Salsa Verde Pizza

The other day, my husband and I were taking a walk, discussing what to make for an upcoming pizza night (a weekly tradition in our home,) when we passed by a Mexican restaurant with outdoor seating. Catching a glimpse of the delicious food being served, I thought: why not make pizza with Mexican flavors? I wanted something simple and subtle, not overloaded with toppings, so I prepared my light, fluffy pizza crust and topped it with homemade salsa verde, grated Monterey Jack cheese, and cilantro leaves. After removing the pizza from the oven, I garnished it with some avocado slices, which added a refreshing contrast to the jalapeno in the salsa verde.

Salsa Verde Pizza


  • 1 1/2 cups warm water
  • 2 1/4 teaspoons instant yeast
  • 1 teaspoon sugar
  • 2 tablespoons olive oil
  • 2 teaspoons salt
  • 3 1/2 cups flour

Salsa Verde

Very lightly adapted from the Food Network

  • 6 tomatillos
  • 6 sprigs of fresh cilantro, stems removed
  • Pinch of salt
  • 1 jalapeno*
  • 1 small yellow onion

*If you would prefer a milder salsa, use half of the jalapeno.

Additional Toppings

  • Monterey Jack cheese, grated (I used about a cup)
  • Additional cilantro leaves, for sprinkling on top

Note: Give yourself plenty of time to prepare the dough; for best results, it should rise for at least two hours before you bake the pizza. You can also prepare pizza dough the day before you plan to bake it and store it in the fridge overnight. 

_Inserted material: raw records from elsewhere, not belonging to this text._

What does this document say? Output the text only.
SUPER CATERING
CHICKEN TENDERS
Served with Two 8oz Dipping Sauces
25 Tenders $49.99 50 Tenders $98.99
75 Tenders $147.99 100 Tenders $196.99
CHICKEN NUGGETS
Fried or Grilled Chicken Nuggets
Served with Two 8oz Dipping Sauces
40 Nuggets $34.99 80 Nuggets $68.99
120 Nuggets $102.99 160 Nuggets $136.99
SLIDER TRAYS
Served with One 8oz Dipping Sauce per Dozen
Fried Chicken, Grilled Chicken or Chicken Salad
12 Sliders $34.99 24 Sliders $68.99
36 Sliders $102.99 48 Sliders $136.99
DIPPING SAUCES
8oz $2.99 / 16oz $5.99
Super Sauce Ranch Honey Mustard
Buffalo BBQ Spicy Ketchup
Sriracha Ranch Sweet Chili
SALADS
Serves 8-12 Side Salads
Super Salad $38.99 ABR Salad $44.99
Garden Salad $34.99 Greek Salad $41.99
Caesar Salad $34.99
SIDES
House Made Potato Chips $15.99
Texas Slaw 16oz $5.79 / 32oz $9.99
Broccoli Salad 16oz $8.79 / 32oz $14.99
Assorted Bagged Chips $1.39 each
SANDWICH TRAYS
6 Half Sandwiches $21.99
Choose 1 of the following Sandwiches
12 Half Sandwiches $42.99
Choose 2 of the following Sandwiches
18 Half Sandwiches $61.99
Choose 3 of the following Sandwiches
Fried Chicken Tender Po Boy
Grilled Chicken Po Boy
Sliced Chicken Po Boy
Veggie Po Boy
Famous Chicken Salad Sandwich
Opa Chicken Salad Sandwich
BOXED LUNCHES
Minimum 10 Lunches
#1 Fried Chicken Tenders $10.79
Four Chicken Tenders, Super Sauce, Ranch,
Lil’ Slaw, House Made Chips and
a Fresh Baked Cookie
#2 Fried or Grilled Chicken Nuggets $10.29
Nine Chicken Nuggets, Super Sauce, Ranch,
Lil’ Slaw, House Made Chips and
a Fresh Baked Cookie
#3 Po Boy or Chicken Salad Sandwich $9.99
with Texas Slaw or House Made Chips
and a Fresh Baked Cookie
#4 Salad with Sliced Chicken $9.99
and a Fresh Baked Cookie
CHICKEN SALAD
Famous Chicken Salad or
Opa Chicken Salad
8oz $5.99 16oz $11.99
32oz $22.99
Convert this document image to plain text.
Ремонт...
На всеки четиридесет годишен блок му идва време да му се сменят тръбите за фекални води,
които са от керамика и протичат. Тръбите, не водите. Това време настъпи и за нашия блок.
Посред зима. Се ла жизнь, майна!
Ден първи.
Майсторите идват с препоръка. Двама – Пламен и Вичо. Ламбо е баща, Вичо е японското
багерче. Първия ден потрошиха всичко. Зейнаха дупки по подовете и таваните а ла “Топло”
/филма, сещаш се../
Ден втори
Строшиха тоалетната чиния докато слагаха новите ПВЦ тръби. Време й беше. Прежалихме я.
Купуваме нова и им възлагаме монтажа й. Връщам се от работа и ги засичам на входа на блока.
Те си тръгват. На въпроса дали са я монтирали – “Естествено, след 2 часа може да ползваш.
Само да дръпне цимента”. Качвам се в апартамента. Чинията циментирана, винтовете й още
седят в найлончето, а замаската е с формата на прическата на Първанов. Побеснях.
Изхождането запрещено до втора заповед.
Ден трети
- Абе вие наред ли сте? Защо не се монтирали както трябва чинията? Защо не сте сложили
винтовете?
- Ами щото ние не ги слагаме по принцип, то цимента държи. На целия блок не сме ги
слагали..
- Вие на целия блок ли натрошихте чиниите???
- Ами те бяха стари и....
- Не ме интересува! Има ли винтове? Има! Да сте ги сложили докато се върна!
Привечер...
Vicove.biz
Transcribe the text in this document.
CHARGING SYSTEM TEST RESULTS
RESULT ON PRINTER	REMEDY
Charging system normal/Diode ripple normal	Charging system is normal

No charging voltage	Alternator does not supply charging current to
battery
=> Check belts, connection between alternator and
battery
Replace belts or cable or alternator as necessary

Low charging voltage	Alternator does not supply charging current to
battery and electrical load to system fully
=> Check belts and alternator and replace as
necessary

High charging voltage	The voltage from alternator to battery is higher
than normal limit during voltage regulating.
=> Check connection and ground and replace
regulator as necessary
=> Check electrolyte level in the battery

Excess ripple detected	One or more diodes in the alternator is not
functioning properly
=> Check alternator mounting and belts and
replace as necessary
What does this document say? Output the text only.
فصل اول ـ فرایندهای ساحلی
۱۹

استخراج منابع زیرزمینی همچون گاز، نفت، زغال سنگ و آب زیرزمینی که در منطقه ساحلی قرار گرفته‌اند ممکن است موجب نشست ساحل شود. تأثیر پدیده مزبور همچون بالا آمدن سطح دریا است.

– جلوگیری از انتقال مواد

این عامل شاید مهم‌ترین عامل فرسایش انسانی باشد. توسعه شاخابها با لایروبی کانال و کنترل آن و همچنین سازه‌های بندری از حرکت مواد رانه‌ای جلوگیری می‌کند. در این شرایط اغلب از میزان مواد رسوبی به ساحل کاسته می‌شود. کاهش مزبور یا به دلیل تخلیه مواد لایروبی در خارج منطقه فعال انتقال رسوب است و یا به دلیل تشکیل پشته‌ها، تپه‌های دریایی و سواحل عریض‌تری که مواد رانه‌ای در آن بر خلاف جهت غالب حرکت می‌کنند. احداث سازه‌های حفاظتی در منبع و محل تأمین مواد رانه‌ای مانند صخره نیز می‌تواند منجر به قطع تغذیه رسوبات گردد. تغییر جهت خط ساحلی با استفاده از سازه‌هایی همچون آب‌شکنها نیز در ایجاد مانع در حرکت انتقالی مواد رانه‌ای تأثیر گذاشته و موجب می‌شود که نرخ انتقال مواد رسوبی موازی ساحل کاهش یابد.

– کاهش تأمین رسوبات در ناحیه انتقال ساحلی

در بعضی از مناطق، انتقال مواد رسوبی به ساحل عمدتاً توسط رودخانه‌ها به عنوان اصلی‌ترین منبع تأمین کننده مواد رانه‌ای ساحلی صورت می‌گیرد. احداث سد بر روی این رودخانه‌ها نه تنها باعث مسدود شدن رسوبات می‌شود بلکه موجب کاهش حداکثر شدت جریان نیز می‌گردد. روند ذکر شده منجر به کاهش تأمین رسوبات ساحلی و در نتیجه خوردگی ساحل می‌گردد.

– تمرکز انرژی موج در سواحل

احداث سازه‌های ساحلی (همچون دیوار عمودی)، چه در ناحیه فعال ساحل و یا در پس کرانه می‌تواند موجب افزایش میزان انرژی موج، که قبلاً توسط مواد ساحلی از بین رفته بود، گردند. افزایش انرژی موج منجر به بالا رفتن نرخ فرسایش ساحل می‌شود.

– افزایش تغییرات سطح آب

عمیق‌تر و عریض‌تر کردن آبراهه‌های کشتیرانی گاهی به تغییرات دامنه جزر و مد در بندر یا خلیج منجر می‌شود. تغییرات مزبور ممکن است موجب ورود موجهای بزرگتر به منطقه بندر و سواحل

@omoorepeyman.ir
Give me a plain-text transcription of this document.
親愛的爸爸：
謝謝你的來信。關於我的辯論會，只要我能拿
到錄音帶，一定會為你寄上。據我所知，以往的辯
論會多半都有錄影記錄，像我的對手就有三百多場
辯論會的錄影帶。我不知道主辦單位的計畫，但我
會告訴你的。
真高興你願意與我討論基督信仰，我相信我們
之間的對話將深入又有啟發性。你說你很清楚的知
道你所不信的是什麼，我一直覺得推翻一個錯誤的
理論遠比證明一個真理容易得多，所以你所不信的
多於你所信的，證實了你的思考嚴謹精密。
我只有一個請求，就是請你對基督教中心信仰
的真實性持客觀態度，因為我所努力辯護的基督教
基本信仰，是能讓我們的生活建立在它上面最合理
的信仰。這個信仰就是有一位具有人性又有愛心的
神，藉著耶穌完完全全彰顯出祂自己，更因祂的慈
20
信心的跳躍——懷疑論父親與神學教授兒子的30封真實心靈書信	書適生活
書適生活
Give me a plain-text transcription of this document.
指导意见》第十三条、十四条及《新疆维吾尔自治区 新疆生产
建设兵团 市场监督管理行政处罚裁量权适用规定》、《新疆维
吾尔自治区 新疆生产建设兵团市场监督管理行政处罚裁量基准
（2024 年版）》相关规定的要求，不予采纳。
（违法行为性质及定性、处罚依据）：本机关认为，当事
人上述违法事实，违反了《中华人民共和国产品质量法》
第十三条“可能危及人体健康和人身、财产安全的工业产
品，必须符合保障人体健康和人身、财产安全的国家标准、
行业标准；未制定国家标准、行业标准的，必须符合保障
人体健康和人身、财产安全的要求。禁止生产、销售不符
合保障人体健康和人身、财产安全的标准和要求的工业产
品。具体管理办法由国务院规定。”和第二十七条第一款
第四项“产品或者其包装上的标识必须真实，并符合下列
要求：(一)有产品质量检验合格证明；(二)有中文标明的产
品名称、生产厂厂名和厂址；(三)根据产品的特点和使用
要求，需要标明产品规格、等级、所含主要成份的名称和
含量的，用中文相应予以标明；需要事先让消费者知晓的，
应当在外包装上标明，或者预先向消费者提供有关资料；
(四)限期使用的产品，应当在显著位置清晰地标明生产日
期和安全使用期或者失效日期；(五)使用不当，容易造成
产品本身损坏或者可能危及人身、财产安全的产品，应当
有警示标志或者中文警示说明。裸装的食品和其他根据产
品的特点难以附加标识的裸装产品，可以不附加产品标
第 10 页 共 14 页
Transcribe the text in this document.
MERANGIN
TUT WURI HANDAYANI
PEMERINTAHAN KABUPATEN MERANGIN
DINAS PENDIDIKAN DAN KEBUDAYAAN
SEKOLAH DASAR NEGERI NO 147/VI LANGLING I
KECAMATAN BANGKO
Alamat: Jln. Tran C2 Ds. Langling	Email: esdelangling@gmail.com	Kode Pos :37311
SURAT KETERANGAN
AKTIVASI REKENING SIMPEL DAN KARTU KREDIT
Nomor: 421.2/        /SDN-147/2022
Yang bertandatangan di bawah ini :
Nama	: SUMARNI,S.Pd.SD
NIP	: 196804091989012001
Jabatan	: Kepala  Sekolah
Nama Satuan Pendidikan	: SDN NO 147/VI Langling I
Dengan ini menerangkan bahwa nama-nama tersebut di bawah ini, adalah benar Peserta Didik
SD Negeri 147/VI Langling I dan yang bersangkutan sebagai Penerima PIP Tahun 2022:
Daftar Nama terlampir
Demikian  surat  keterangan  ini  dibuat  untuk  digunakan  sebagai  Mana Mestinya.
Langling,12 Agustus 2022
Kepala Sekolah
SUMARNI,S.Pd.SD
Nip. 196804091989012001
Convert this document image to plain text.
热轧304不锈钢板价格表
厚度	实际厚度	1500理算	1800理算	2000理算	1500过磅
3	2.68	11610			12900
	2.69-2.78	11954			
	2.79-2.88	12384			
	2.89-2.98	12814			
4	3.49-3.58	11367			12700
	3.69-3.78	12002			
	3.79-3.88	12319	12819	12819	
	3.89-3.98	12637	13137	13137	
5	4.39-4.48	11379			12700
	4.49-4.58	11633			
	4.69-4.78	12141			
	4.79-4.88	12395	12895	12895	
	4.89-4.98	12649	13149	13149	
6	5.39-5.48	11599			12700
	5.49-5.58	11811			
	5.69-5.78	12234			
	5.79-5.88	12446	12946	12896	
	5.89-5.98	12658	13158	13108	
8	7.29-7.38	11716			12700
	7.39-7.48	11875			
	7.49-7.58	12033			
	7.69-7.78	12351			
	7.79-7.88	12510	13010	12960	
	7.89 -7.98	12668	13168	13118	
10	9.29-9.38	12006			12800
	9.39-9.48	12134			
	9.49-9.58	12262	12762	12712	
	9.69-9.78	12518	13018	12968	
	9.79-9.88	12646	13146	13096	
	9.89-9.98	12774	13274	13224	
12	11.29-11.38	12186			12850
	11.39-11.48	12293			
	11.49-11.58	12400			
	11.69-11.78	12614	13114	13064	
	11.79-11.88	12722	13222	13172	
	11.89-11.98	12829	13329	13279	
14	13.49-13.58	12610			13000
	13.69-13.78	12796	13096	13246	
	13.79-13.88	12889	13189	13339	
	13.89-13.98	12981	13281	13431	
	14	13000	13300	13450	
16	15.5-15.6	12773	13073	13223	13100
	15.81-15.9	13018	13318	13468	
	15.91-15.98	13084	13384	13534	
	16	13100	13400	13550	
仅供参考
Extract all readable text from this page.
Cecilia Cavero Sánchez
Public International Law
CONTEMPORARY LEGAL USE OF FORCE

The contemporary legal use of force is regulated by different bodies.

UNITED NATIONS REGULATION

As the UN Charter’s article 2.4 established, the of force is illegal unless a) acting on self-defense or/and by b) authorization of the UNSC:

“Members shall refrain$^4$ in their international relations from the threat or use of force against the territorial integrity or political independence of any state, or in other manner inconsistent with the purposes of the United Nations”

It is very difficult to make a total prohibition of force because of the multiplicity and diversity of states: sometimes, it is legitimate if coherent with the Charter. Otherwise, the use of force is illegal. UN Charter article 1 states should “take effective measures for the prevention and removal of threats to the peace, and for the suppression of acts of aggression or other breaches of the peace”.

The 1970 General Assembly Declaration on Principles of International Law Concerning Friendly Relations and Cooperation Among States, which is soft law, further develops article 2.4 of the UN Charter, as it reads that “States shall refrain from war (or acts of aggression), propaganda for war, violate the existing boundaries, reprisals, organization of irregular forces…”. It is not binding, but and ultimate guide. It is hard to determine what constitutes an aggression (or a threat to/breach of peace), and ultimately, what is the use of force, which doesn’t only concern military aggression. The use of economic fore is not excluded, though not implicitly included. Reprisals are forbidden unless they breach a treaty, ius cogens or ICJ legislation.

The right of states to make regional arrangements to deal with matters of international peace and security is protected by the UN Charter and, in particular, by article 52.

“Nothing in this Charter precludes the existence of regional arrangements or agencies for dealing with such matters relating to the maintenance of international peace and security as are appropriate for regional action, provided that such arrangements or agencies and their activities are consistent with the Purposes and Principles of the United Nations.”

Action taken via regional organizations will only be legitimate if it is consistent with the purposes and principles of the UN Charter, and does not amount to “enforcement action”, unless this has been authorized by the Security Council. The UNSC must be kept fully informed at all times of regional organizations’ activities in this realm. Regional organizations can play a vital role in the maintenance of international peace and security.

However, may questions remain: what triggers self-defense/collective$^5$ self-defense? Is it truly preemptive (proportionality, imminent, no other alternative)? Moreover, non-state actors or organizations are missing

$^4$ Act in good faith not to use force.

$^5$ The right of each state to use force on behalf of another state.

1. Prepare the dough: Pour warm water into a large bowl. Add sugar and yeast, and stir gently to dissolve. Set aside in a warm place for about 15 minutes, until fluffy. Add olive oil, flour, and then salt (a tip I learned in culinary school: salt kills yeast, so it’s important that the salt not come into contact with the yeast directly; mix the salt into the flour before stirring all the ingredients together.) Stir ingredients together until a shaggy dough forms. Adding a little bit of flour at a time as needed, knead the dough until it is elastic. It should spring back when you poke it with your finger. Cover bowl with a kitchen towel or plastic wrap and let rise in a warm place for at least two hours (if the dough starts to rise out of the bowl, gently push it down.)

Optional, but for best results: Place the dough in the fridge for another hour or two. Or prepare dough the day before you plan on baking the pizza, and let it sit in the fridge overnight in a covered bowl or in a gallon-sized plastic ziploc bag. A resting period in the fridge slows down yeast fermentation, allowing for a very long rising time, which gives the dough more flavor.

2. Prepare the salsa verde:  Remove tomatillo husks. Roughly chop tomatillos, onion, and jalapeno, and place in the bowl of a food processor. Add cilantro leaves and salt to taste. Process until coarsely pureed.

3. Top the pizza:  Preheat oven to 450 degrees F. Shape pizza dough into a large rectangle or circle (see this video for pointers), and place it on a baking stone or a lightly greased baking tray. Drizzle a little bit of olive oil over the crust, and coat entire crust using a pastry brush. Spread on salsa verde, leaving about a 1/2 to 1 inch border. Grate Monterrey Jack cheese, and sprinkle on top. Garnish with cilantro leaves. There may be some salsa verde leftover; store in the fridge and use to make another pizza or serve with enchiladas, tacos, or quesadillas.

4. Bake: Place the baking stone or tray in the oven, and bake for around 15 minutes, until the crust just begins to turn golden brown and reddish-brown spots appear on the cheese.